On June 24, 2004, Røros woman Gunhild Sollie received the gift of life for the second time. A life-threatening tumour of the cerebellum was already the size of a plum. Utilising a completely new operating method, doctors were able to do the “impossible”. The tumour was removed during a 14-hour long operation, without any damage to Gunhild’s brain.

The new operating method is based on an ultrasound-based navigational system developed through an interdisciplinary collaboration over many years between technologists and physicians at SINTEF, NTNU, St. Olav’s Hospital and the company, Mison.

The system produces a “road map” or, more precisely, a “body map” comprising 3D MR pictures taken of the patient prior to the operation. These pictures are saved on a computer. The objective of the system is to connect these pictures with the live pictures taken when the patient is on the operating table.
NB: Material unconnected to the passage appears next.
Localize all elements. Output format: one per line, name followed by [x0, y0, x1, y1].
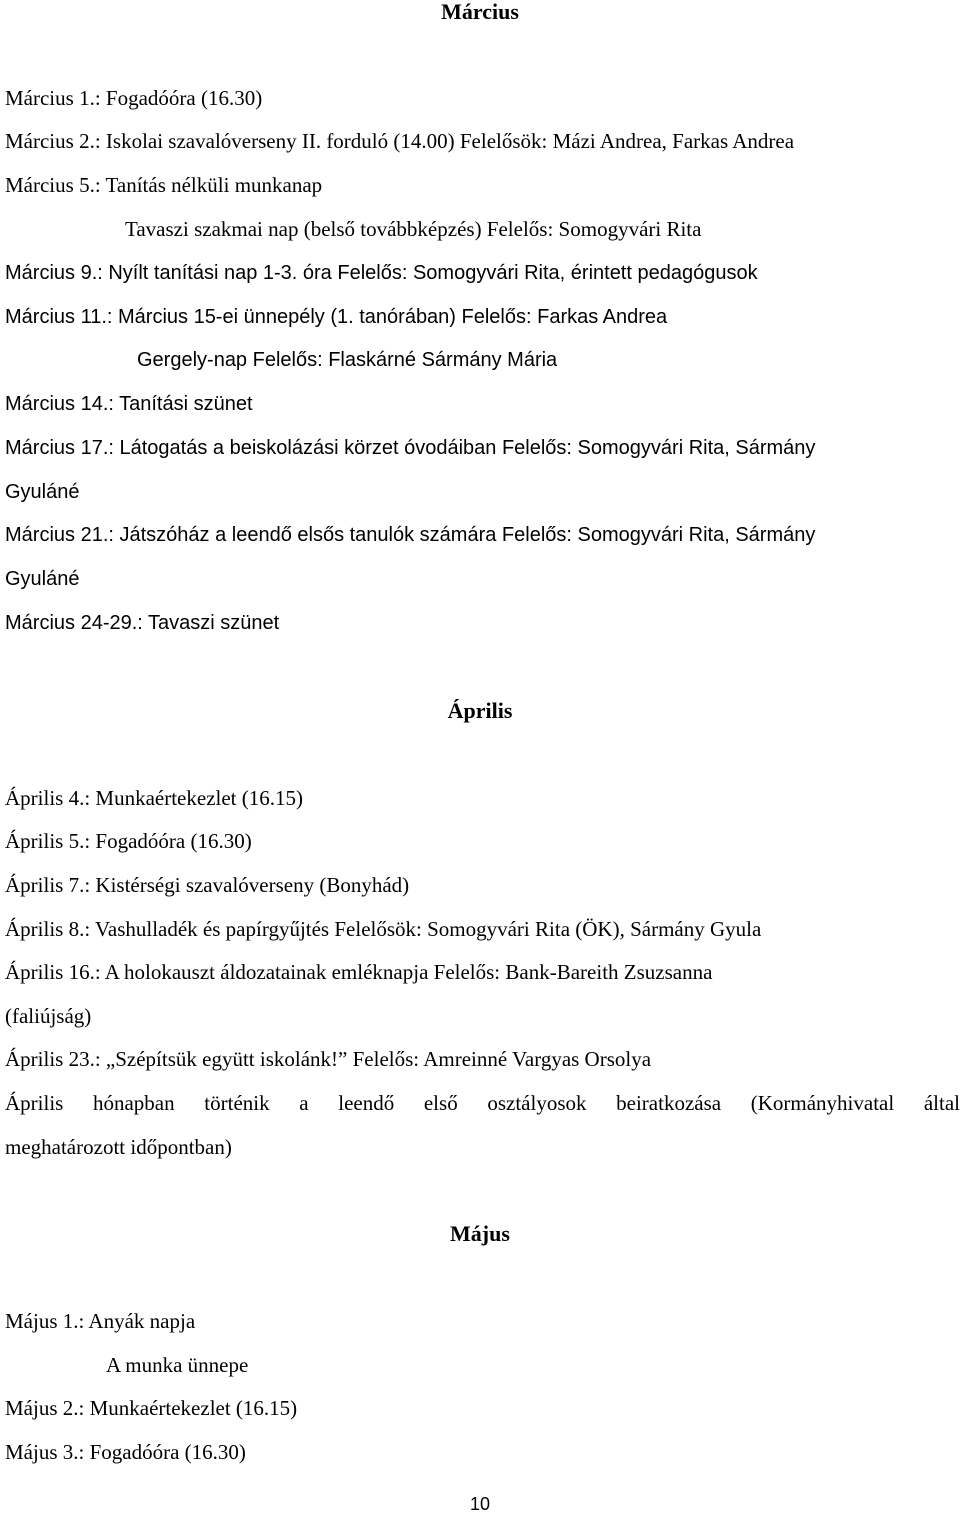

The three-dimensional pictures appear on a screen in the operating theatre – just like GPS navigation in a car. The system traces the position of the surgeon’s operating instruments and plots them on the ”body map” in the same way that a car’s position is plotted on a map in the car.

 

 

 

To track the position of the ultrasound (US) probe and surgical instruments, the navigation system radiates infra-red (IR) light from an arm-mounted camera. The navigation tools are equipped with four reflecting spheres, which are detected by the system. The position of the instrument is indicated in image slices extracted from 3D MRI or 3D US volumes of the patient (left monitor). Conventional 2D US is shown on the right monitor. (ill. OM Rygh)

 

As the surgeon operates, removal of the tumour mass and loss of spinal fluid leads to movement in the brain and, as a consequence, imprecise navigation. The map the surgeons are using to guide them must then be updated with new pictures. These new pictures are produced with the aid of an ultrasound probe, which is used during the entire operation. The probe sends sound signals like an echo sounder, and provides pictures that show the brain’s landscape as the operation is taking place. The new pictures enable the surgeon to navigate the instruments with great precision. As a result, the chances of damage to normal brain tissue is reduced, it is easier to locate the tumour and to remove more of it.